Julien Favet’s testimony at the Klaus Barbie trial at the hearing on 27 May 1987

Telex of 6 April 1944 (© CDJC Shoah Memorial)

The convoy left the hamlet of Lélinaz. The local villagers heard the children singing “Vous n’aurez pas l’Alsace et la Lorraine” [You won’t have Alsace-Lorraine]. It stopped to refuel in front of the Bilbor sweet shop in Brégnier-Cordon. The German soldiers let little René-Michel Wucher, aged 8, down off the truck who was recognised by a relative; the only child of the terrain and who was not Jewish.

On the evening of 6 April 1944 at 8:10pm, Klaus Barbie signed and sent a telex to Paris, addressed to the head of the security police and security services in France, for the attention of the Gestapo’s Jewish Affairs Department.

He announced the roundup of the Izieu children’s home, declared the number of people who had been arrested and said they were being sent to Drancy on 7 April 1944.

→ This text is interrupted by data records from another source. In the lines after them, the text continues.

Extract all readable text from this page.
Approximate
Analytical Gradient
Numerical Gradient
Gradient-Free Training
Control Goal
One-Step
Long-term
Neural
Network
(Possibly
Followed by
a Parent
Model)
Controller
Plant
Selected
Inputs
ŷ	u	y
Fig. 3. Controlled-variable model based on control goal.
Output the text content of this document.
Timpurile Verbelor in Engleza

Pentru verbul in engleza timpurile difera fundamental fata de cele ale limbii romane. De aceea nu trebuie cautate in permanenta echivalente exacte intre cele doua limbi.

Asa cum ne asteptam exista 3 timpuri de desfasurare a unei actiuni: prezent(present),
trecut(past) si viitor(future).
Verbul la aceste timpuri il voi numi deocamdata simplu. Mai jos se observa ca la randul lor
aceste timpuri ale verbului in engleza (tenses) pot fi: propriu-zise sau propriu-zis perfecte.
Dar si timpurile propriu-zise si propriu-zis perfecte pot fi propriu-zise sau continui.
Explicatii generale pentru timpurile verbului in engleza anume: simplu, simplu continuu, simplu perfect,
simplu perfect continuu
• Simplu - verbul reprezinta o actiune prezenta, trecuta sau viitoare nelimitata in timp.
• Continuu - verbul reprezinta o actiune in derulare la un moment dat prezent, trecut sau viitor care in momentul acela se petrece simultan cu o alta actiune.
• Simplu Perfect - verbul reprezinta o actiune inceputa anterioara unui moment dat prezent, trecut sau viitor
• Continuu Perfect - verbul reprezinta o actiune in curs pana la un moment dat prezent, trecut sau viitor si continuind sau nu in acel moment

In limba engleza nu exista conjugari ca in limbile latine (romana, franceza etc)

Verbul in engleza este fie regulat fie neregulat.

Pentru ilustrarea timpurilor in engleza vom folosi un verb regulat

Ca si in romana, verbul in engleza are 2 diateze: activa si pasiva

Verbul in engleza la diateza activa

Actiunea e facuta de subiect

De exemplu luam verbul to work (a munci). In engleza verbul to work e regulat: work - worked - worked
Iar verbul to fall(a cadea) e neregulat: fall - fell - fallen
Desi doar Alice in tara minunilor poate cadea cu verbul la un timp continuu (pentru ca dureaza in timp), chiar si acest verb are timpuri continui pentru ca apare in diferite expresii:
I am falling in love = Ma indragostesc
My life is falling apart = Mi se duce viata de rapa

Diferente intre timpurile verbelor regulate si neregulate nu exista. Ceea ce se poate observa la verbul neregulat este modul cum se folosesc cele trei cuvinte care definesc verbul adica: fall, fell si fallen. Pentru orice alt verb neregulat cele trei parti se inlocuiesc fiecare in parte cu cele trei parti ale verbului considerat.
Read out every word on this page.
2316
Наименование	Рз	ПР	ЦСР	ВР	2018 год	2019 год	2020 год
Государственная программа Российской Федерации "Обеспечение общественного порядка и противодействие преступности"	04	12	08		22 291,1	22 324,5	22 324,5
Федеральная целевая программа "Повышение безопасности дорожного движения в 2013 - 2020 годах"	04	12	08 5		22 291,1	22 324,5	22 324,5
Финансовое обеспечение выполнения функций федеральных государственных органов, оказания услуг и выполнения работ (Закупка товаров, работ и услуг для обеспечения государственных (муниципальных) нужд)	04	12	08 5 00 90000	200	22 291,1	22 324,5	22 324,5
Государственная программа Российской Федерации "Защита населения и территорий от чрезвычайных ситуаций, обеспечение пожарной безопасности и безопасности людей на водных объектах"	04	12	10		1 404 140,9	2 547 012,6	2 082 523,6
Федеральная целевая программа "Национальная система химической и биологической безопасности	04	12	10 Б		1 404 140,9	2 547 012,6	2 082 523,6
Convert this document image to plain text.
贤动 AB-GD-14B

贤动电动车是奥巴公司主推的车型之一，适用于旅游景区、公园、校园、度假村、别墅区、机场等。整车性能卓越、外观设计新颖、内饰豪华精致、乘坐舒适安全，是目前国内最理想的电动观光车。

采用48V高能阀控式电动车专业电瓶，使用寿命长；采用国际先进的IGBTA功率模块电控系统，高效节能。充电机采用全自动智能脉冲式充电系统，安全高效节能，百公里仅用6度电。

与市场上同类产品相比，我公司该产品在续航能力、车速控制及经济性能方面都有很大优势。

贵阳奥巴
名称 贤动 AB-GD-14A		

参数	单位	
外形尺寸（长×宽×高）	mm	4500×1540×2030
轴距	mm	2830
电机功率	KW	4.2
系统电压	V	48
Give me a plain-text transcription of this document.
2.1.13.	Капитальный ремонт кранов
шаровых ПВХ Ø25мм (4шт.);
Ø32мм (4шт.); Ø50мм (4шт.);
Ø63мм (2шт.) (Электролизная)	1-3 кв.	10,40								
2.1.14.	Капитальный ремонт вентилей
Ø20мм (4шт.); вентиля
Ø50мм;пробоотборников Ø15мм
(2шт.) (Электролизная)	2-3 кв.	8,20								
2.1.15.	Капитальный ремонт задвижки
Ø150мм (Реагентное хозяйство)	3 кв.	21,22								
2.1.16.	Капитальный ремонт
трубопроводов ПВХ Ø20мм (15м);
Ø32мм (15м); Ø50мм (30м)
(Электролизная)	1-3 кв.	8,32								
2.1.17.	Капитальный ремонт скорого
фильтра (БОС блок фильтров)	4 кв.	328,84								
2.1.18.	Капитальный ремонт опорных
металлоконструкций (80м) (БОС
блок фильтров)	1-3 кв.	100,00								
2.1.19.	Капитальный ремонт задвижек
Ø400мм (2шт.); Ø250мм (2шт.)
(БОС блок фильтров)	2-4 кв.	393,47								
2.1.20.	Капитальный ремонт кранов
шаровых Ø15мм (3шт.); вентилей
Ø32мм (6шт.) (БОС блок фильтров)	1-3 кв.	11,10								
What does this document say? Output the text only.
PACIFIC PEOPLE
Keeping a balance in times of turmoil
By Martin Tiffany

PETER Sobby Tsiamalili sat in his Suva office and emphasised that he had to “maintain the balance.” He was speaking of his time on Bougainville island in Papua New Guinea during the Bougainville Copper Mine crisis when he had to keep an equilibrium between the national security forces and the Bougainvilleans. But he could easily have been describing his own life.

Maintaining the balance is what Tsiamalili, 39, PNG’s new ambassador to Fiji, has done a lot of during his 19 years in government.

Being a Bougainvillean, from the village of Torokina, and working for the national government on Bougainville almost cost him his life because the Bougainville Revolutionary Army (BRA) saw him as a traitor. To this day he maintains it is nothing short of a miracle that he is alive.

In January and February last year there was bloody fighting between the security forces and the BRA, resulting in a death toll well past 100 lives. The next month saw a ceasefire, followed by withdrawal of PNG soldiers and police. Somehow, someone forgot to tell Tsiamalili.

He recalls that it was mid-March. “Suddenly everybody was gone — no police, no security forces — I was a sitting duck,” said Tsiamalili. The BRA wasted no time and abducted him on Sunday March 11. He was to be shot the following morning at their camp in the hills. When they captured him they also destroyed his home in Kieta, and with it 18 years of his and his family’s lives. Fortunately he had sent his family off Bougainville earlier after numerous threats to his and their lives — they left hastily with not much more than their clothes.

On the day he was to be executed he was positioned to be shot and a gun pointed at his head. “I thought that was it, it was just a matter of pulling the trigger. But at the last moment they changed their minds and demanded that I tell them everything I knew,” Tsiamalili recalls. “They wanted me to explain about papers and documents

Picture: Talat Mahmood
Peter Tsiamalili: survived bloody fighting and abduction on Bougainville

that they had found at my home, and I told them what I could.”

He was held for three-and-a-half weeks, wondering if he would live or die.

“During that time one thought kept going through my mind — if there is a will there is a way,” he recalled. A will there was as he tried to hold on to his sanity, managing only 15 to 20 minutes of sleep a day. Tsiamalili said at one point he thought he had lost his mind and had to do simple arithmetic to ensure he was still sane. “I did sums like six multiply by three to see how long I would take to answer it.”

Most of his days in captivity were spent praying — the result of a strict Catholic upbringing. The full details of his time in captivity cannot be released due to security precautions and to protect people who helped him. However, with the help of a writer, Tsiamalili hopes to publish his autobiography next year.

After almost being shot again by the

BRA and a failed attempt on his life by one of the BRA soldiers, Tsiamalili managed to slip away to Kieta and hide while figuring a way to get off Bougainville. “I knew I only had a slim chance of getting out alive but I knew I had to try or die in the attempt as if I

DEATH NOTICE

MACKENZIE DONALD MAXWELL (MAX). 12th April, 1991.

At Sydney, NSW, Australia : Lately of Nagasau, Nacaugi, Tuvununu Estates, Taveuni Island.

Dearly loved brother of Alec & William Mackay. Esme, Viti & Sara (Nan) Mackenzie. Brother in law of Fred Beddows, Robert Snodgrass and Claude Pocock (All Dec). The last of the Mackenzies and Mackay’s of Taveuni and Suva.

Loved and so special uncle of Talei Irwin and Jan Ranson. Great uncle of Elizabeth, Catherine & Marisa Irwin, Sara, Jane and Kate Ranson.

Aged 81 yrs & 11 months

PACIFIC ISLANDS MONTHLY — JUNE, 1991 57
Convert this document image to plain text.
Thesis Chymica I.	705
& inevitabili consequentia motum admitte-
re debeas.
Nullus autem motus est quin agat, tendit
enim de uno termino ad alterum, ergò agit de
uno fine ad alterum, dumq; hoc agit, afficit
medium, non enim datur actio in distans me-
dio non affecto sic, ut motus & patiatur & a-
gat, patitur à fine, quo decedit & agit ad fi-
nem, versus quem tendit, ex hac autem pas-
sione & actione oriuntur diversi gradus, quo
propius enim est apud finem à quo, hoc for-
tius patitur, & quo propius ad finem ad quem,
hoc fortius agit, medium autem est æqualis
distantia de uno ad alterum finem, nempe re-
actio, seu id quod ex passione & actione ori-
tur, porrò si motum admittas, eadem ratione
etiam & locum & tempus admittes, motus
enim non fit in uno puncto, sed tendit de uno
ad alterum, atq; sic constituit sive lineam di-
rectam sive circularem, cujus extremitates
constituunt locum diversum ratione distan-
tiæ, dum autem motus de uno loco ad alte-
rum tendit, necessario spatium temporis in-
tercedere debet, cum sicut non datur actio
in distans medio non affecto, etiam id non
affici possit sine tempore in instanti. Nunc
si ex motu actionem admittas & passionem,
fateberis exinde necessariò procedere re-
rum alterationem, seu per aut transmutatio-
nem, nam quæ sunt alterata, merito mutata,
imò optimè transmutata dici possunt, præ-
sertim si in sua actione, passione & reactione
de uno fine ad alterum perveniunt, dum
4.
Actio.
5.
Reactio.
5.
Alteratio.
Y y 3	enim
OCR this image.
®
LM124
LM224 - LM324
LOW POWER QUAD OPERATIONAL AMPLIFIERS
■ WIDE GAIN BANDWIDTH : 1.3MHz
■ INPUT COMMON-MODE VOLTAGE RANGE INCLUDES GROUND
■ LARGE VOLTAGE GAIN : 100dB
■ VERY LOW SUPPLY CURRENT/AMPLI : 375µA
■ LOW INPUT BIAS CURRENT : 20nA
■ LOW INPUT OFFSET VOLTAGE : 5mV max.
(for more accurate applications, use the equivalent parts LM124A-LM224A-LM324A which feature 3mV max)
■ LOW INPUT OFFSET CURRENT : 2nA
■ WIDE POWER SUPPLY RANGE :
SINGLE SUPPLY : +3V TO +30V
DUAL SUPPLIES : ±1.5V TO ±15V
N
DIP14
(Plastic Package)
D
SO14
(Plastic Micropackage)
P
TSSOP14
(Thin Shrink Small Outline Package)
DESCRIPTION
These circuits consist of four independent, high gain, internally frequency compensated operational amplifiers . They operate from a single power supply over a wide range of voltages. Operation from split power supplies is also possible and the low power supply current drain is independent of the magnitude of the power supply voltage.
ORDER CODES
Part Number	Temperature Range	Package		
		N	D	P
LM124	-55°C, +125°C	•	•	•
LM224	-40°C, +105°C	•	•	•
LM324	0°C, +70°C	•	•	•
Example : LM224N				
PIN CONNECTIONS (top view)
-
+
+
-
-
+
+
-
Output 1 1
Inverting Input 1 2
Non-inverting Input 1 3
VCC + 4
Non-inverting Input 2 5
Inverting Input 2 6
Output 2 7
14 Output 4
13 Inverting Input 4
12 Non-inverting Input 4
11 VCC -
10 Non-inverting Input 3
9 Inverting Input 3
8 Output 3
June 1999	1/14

During the roundup of the Izieu children’s home, 44 Jewish children (aged 5 to 17) and 7 Jewish adults were arrested and deported. Miron Zlatin and 2 teenagers were shot in Reval (now Tallinn) in Estonia. 42 children and 5 adults were killed in Auschwitz-Birkenau. Lea Feldblum, a carer, was the only survivor.

 

 

The question of denunciation

We have often talked about who denounced the Izieu home. People heavily suspected Lucien Bourdon, a farmer and refugee from Lorraine, who was there on the day of the roundup with the Germans. Charged with treason and for being complicit with the enemy, Lucien Bourdon was tried in Lyon on 13 June 1947. The denunciation charge did not hold up, as there was no evidence, no confession and no witness, making it impossible to legitimise it. The Court only found him “guilty of national indignity”. He was sentenced to “dégradation nationale” [stripped of political, civil and professional rights] and was immediately released.

The fact that there were Jewish children in Izieu was not a secret or clandestine. With existing historical research, it is impossible to know how the Lyon Gestapo was able to order and organise the arrest of the Izieu home. There are many different leads: letters exchanged between children and their families, administrative records of the establishment of the home and its daily management, the schooling of the older children in Belley, information gathered by the Gestapo during the raid on the Union générale des Israélites de France’s premises in Chambery and many others.